Table 1 is for the use of any version of a scheme where the first version was released pre-December 2015, and table 2 is for the use of any version of a scheme where the first version was released post-November 2015.
10-Oct-2022 This KBCN has been merged with KBCN0719. KBCN withdrawn.

[KBCN withdrawn] ~ Natural Ventilation Heat Recovery Units - KBCN1126

Natural Ventilation Heat Recovery Units (NVHR) systems can be used to support a natural ventilation strategy where it can be demonstrated that openable windows provide sufficient fresh air to the building for the significant majority of the time that the space is occupied. The assessor will need to use their professional judgement to determine a 'significant majority of time' and be able to justify this within the assessment report.
22-Oct-2022 Content merged with KBCN1533 and clarified with additional guidance on mixed mode systems. This KBCN withdrawn.

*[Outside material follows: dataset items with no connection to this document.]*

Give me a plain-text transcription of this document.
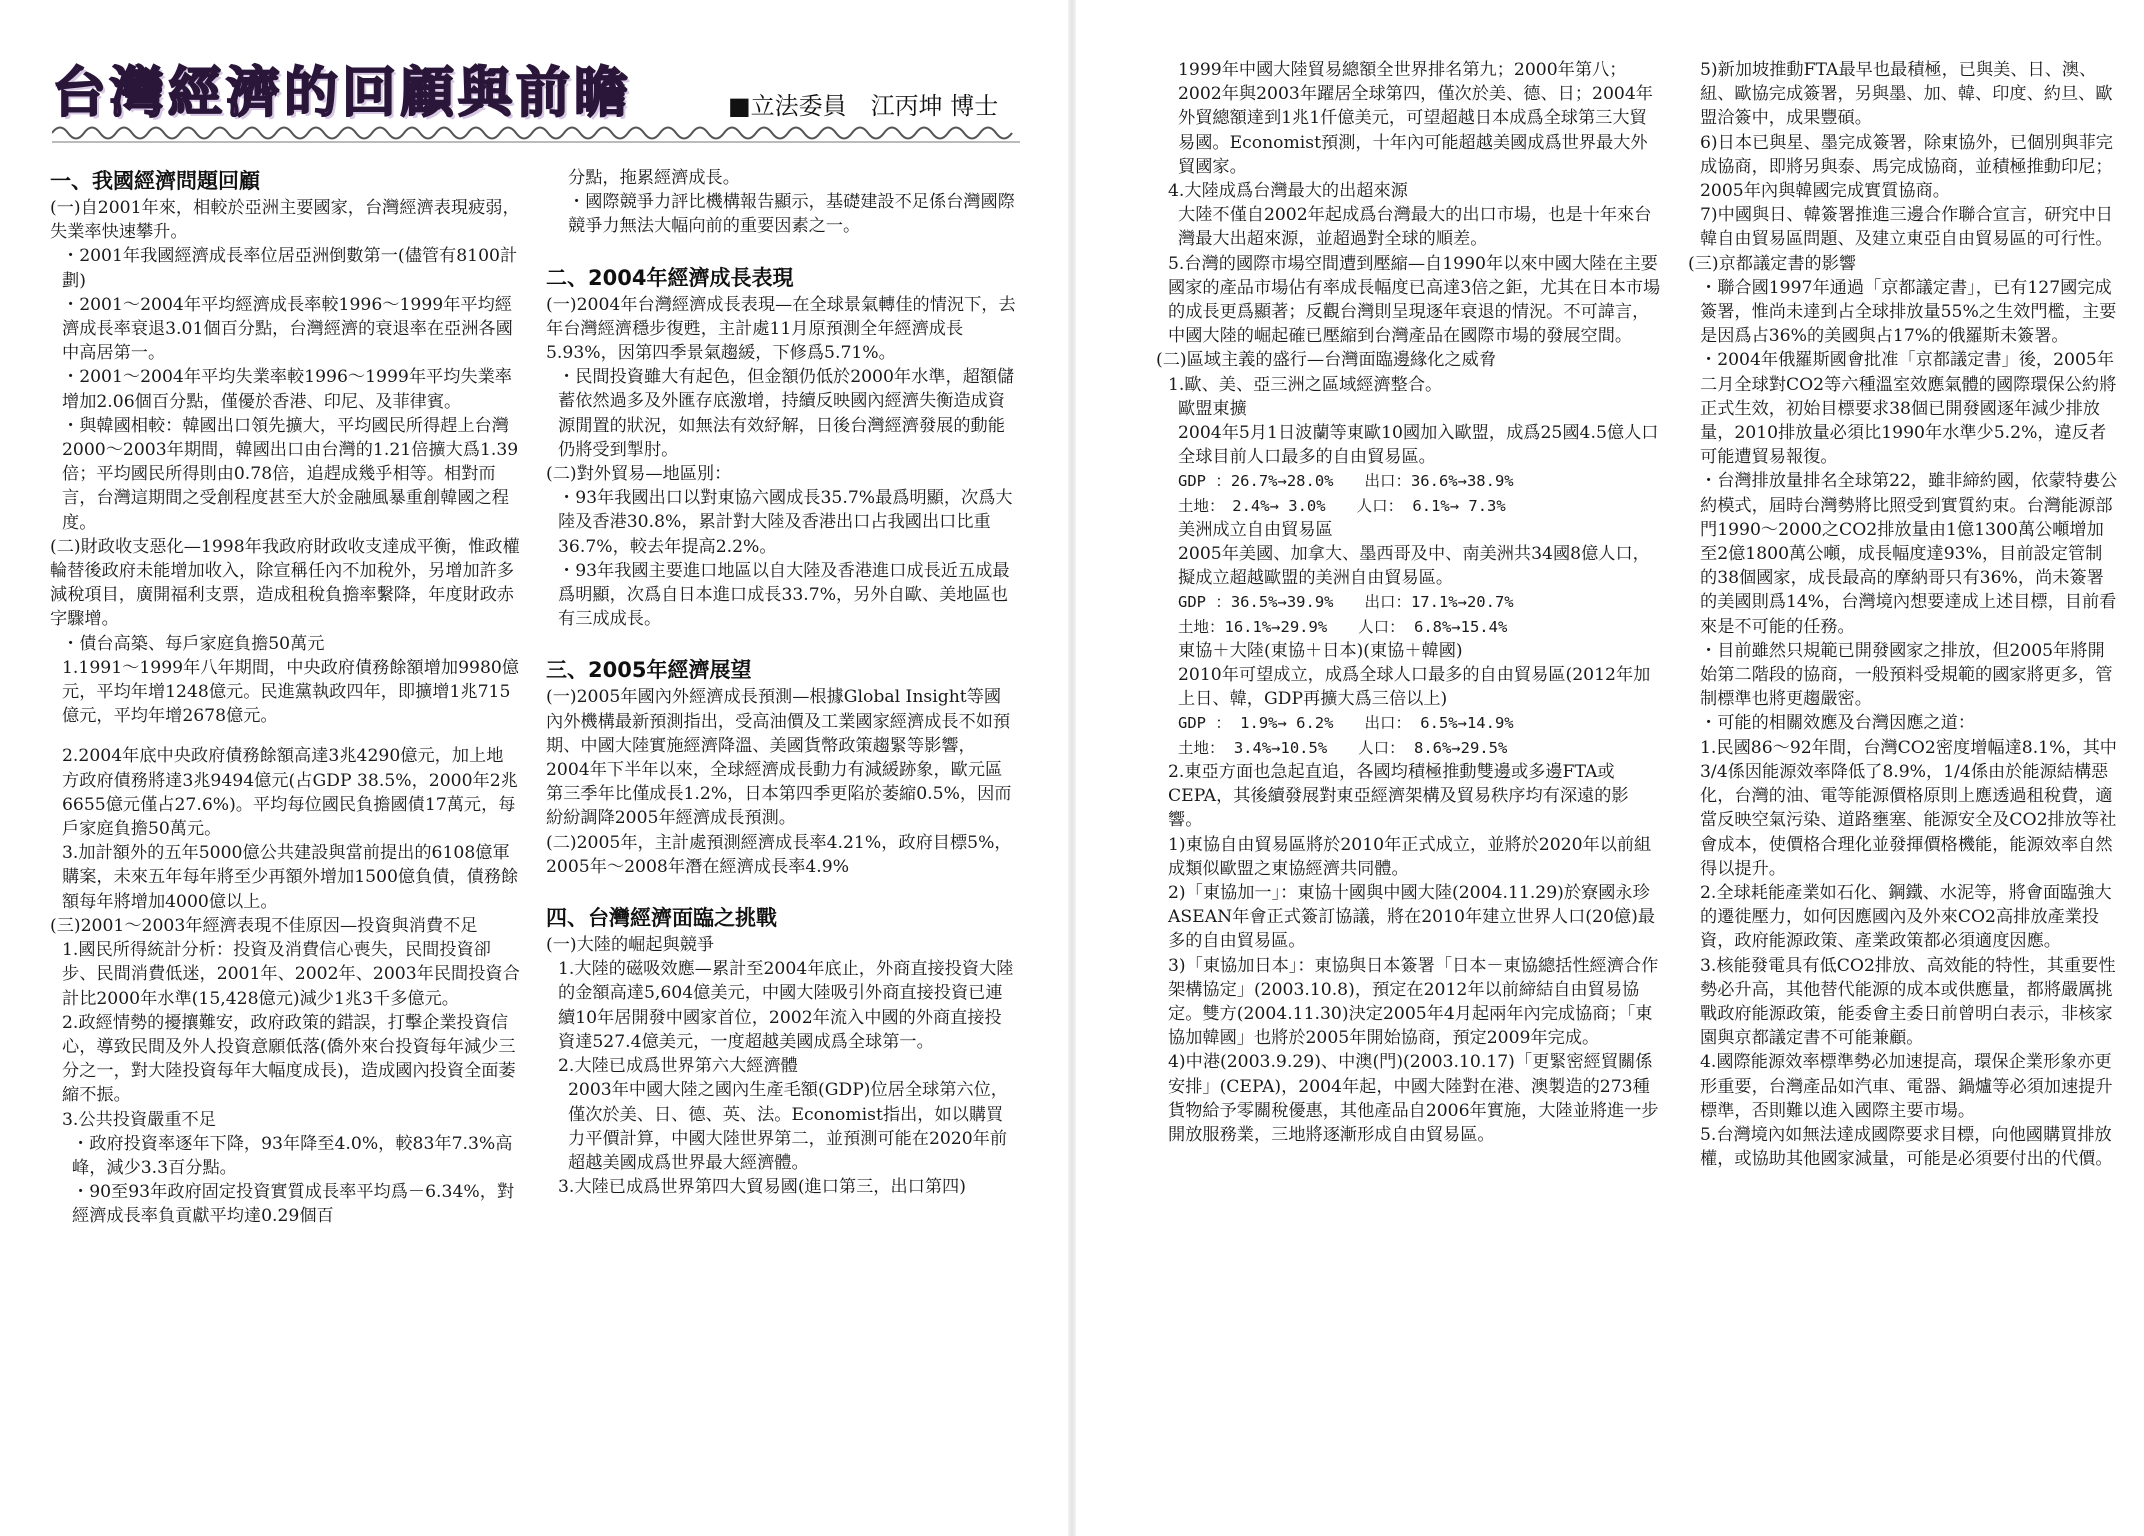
台灣經濟的回顧與前瞻	■立法委員　江丙坤 博士

一、我國經濟問題回顧

(一)自2001年來，相較於亞洲主要國家，台灣經濟表現疲弱，失業率快速攀升。

・2001年我國經濟成長率位居亞洲倒數第一(儘管有8100計劃)

・2001～2004年平均經濟成長率較1996～1999年平均經濟成長率衰退3.01個百分點，台灣經濟的衰退率在亞洲各國中高居第一。

・2001～2004年平均失業率較1996～1999年平均失業率增加2.06個百分點，僅優於香港、印尼、及菲律賓。

・與韓國相較：韓國出口領先擴大，平均國民所得趕上台灣

2000～2003年期間，韓國出口由台灣的1.21倍擴大爲1.39倍；平均國民所得則由0.78倍，追趕成幾乎相等。相對而言，台灣這期間之受創程度甚至大於金融風暴重創韓國之程度。

(二)財政收支惡化—1998年我政府財政收支達成平衡，惟政權輪替後政府未能增加收入，除宣稱任內不加稅外，另增加許多減稅項目，廣開福利支票，造成租稅負擔率繫降，年度財政赤字驟增。

・債台高築、每戶家庭負擔50萬元

1.1991～1999年八年期間，中央政府債務餘額增加9980億元，平均年增1248億元。民進黨執政四年，即擴增1兆715億元，平均年增2678億元。

2.2004年底中央政府債務餘額高達3兆4290億元，加上地方政府債務將達3兆9494億元(占GDP 38.5%，2000年2兆6655億元僅占27.6%)。平均每位國民負擔國債17萬元，每戶家庭負擔50萬元。

3.加計額外的五年5000億公共建設與當前提出的6108億軍購案，未來五年每年將至少再額外增加1500億負債，債務餘額每年將增加4000億以上。

(三)2001～2003年經濟表現不佳原因—投資與消費不足

1.國民所得統計分析：投資及消費信心喪失，民間投資卻步、民間消費低迷，2001年、2002年、2003年民間投資合計比2000年水準(15,428億元)減少1兆3千多億元。

2.政經情勢的擾攘難安，政府政策的錯誤，打擊企業投資信心，導致民間及外人投資意願低落(僑外來台投資每年減少三分之一，對大陸投資每年大幅度成長)，造成國內投資全面萎縮不振。

3.公共投資嚴重不足

・政府投資率逐年下降，93年降至4.0%，較83年7.3%高峰，減少3.3百分點。

・90至93年政府固定投資實質成長率平均爲－6.34%，對經濟成長率負貢獻平均達0.29個百

分點，拖累經濟成長。

・國際競爭力評比機構報告顯示，基礎建設不足係台灣國際競爭力無法大幅向前的重要因素之一。

二、2004年經濟成長表現

(一)2004年台灣經濟成長表現—在全球景氣轉佳的情況下，去年台灣經濟穩步復甦，主計處11月原預測全年經濟成長5.93%，因第四季景氣趨緩，下修爲5.71%。

・民間投資雖大有起色，但金額仍低於2000年水準，超額儲蓄依然過多及外匯存底激增，持續反映國內經濟失衡造成資源閒置的狀況，如無法有效紓解，日後台灣經濟發展的動能仍將受到掣肘。

(二)對外貿易—地區別：

・93年我國出口以對東協六國成長35.7%最爲明顯，次爲大陸及香港30.8%，累計對大陸及香港出口占我國出口比重36.7%，較去年提高2.2%。

・93年我國主要進口地區以自大陸及香港進口成長近五成最爲明顯，次爲自日本進口成長33.7%，另外自歐、美地區也有三成成長。

三、2005年經濟展望

(一)2005年國內外經濟成長預測—根據Global Insight等國內外機構最新預測指出，受高油價及工業國家經濟成長不如預期、中國大陸實施經濟降溫、美國貨幣政策趨緊等影響，2004年下半年以來，全球經濟成長動力有減緩跡象，歐元區第三季年比僅成長1.2%，日本第四季更陷於萎縮0.5%，因而紛紛調降2005年經濟成長預測。

(二)2005年，主計處預測經濟成長率4.21%，政府目標5%，2005年～2008年潛在經濟成長率4.9%

四、台灣經濟面臨之挑戰

(一)大陸的崛起與競爭

1.大陸的磁吸效應—累計至2004年底止，外商直接投資大陸的金額高達5,604億美元，中國大陸吸引外商直接投資已連續10年居開發中國家首位，2002年流入中國的外商直接投資達527.4億美元，一度超越美國成爲全球第一。

2.大陸已成爲世界第六大經濟體

2003年中國大陸之國內生產毛額(GDP)位居全球第六位，僅次於美、日、德、英、法。Economist指出，如以購買力平價計算，中國大陸世界第二，並預測可能在2020年前超越美國成爲世界最大經濟體。

3.大陸已成爲世界第四大貿易國(進口第三，出口第四)

1999年中國大陸貿易總額全世界排名第九；2000年第八；2002年與2003年躍居全球第四，僅次於美、德、日；2004年外貿總額達到1兆1仟億美元，可望超越日本成爲全球第三大貿易國。Economist預測，十年內可能超越美國成爲世界最大外貿國家。

4.大陸成爲台灣最大的出超來源

大陸不僅自2002年起成爲台灣最大的出口市場，也是十年來台灣最大出超來源，並超過對全球的順差。

5.台灣的國際市場空間遭到壓縮—自1990年以來中國大陸在主要國家的產品市場佔有率成長幅度已高達3倍之鉅，尤其在日本市場的成長更爲顯著；反觀台灣則呈現逐年衰退的情況。不可諱言，中國大陸的崛起確已壓縮到台灣產品在國際市場的發展空間。

(二)區域主義的盛行—台灣面臨邊緣化之威脅

1.歐、美、亞三洲之區域經濟整合。

歐盟東擴

2004年5月1日波蘭等東歐10國加入歐盟，成爲25國4.5億人口全球目前人口最多的自由貿易區。

GDP ：26.7%→28.0%　　出口：36.6%→38.9%

土地：　2.4%→ 3.0%　　人口： 6.1%→ 7.3%

美洲成立自由貿易區

2005年美國、加拿大、墨西哥及中、南美洲共34國8億人口，擬成立超越歐盟的美洲自由貿易區。

GDP ：36.5%→39.9%　　出口：17.1%→20.7%

土地：16.1%→29.9%　　人口： 6.8%→15.4%

東協＋大陸(東協＋日本)(東協＋韓國)

2010年可望成立，成爲全球人口最多的自由貿易區(2012年加上日、韓，GDP再擴大爲三倍以上)

GDP ： 1.9%→ 6.2%　　出口： 6.5%→14.9%

土地： 3.4%→10.5%　　人口： 8.6%→29.5%

2.東亞方面也急起直追，各國均積極推動雙邊或多邊FTA或CEPA，其後續發展對東亞經濟架構及貿易秩序均有深遠的影響。

1)東協自由貿易區將於2010年正式成立，並將於2020年以前組成類似歐盟之東協經濟共同體。

2)「東協加一」：東協十國與中國大陸(2004.11.29)於寮國永珍ASEAN年會正式簽訂協議，將在2010年建立世界人口(20億)最多的自由貿易區。

3)「東協加日本」：東協與日本簽署「日本－東協總括性經濟合作架構協定」(2003.10.8)，預定在2012年以前締結自由貿易協定。雙方(2004.11.30)決定2005年4月起兩年內完成協商；「東協加韓國」也將於2005年開始協商，預定2009年完成。

4)中港(2003.9.29)、中澳(門)(2003.10.17)「更緊密經貿關係安排」(CEPA)，2004年起，中國大陸對在港、澳製造的273種貨物給予零關稅優惠，其他產品自2006年實施，大陸並將進一步開放服務業，三地將逐漸形成自由貿易區。

5)新加坡推動FTA最早也最積極，已與美、日、澳、紐、歐協完成簽署，另與墨、加、韓、印度、約旦、歐盟洽簽中，成果豐碩。

6)日本已與星、墨完成簽署，除東協外，已個別與菲完成協商，即將另與泰、馬完成協商，並積極推動印尼；2005年內與韓國完成實質協商。

7)中國與日、韓簽署推進三邊合作聯合宣言，研究中日韓自由貿易區問題、及建立東亞自由貿易區的可行性。

(三)京都議定書的影響

・聯合國1997年通過「京都議定書」，已有127國完成簽署，惟尚未達到占全球排放量55%之生效門檻，主要是因爲占36%的美國與占17%的俄羅斯未簽署。

・2004年俄羅斯國會批准「京都議定書」後，2005年二月全球對CO2等六種溫室效應氣體的國際環保公約將正式生效，初始目標要求38個已開發國逐年減少排放量，2010排放量必須比1990年水準少5.2%，違反者可能遭貿易報復。

・台灣排放量排名全球第22，雖非締約國，依蒙特婁公約模式，屆時台灣勢將比照受到實質約束。台灣能源部門1990～2000之CO2排放量由1億1300萬公噸增加至2億1800萬公噸，成長幅度達93%，目前設定管制的38個國家，成長最高的摩納哥只有36%，尚未簽署的美國則爲14%，台灣境內想要達成上述目標，目前看來是不可能的任務。

・目前雖然只規範已開發國家之排放，但2005年將開始第二階段的協商，一般預料受規範的國家將更多，管制標準也將更趨嚴密。

・可能的相關效應及台灣因應之道：

1.民國86～92年間，台灣CO2密度增幅達8.1%，其中3/4係因能源效率降低了8.9%，1/4係由於能源結構惡化，台灣的油、電等能源價格原則上應透過租稅費，適當反映空氣污染、道路壅塞、能源安全及CO2排放等社會成本，使價格合理化並發揮價格機能，能源效率自然得以提升。

2.全球耗能產業如石化、鋼鐵、水泥等，將會面臨強大的遷徙壓力，如何因應國內及外來CO2高排放產業投資，政府能源政策、產業政策都必須適度因應。

3.核能發電具有低CO2排放、高效能的特性，其重要性勢必升高，其他替代能源的成本或供應量，都將嚴厲挑戰政府能源政策，能委會主委日前曾明白表示，非核家園與京都議定書不可能兼顧。

4.國際能源效率標準勢必加速提高，環保企業形象亦更形重要，台灣產品如汽車、電器、鍋爐等必須加速提升標準，否則難以進入國際主要市場。

5.台灣境內如無法達成國際要求目標，向他國購買排放權，或協助其他國家減量，可能是必須要付出的代價。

[KBCN withdrawn] ~ Scope of product assessment for VOCs - KBCN0871

For the purpose of this Issue, this covers any product installed or applied inside of the inner surface of the building’s infiltration, vapour or waterproof membrane or, where not present, inside of the inner surface of the building envelope’s interior facing thermal insulation layer. Only products that are installed or applied in parts of the building where their emissions are likely to affect indoor air quality need to be assessed.
11-Oct-2022 - Content merged with KBCN0212. KBCN withdrawn.

[KBCN withdrawn] ~ Ventilation – BB101 - KBCN1242

This KBCN has been withdrawn and is no longer valid. This is because Building Bulletin 101 was updated in August 2018. 
KBCN withdrawn on 04/02/2019:

The web page that hosts the currently active version of Building Bulletin 101: ventilation for school buildings, available here, states that the document was published on 11th March 2014. However, when opening the document itself, the publishing date refers to '5th July 2006'.

The current version of the standard which should be used is Version 1.4 dated 5th July 2006 within the document.

[KBCN withdrawn] ~ VOC product types – other - KBCN0698

Where a product does not appear to fit into any of the defined VOC product types listed in the manual this does not mean it is automatically exempt from being assessed. If it is similar to one of the listed product types and clearly could have an impact on VOC levels it should normally be assessed. In such cases the supplier/manufacturer should seek to demonstrate that their product meets the equivalent standards required for the closest matching product type.
19-Oct-2022 - KBCN replaced by KBCN0872.

[KBCN withdrawn] ~ VOC testing – alternative methods for compliance for paints and varnishes - KBCN0492

Manufacturers' calculations of VOC content, based on the constituent ingredients, can be used to demonstrate compliance with the testing requirement for paints and varnishes instead of ISO 11890-2:2013.
11-Oct-2022 - KBCN is withdrawn because it is a duplicate of KBCN0452.

Information correct as of 21stMay 2024. Please see kb.breeam.com for the latest compliance information.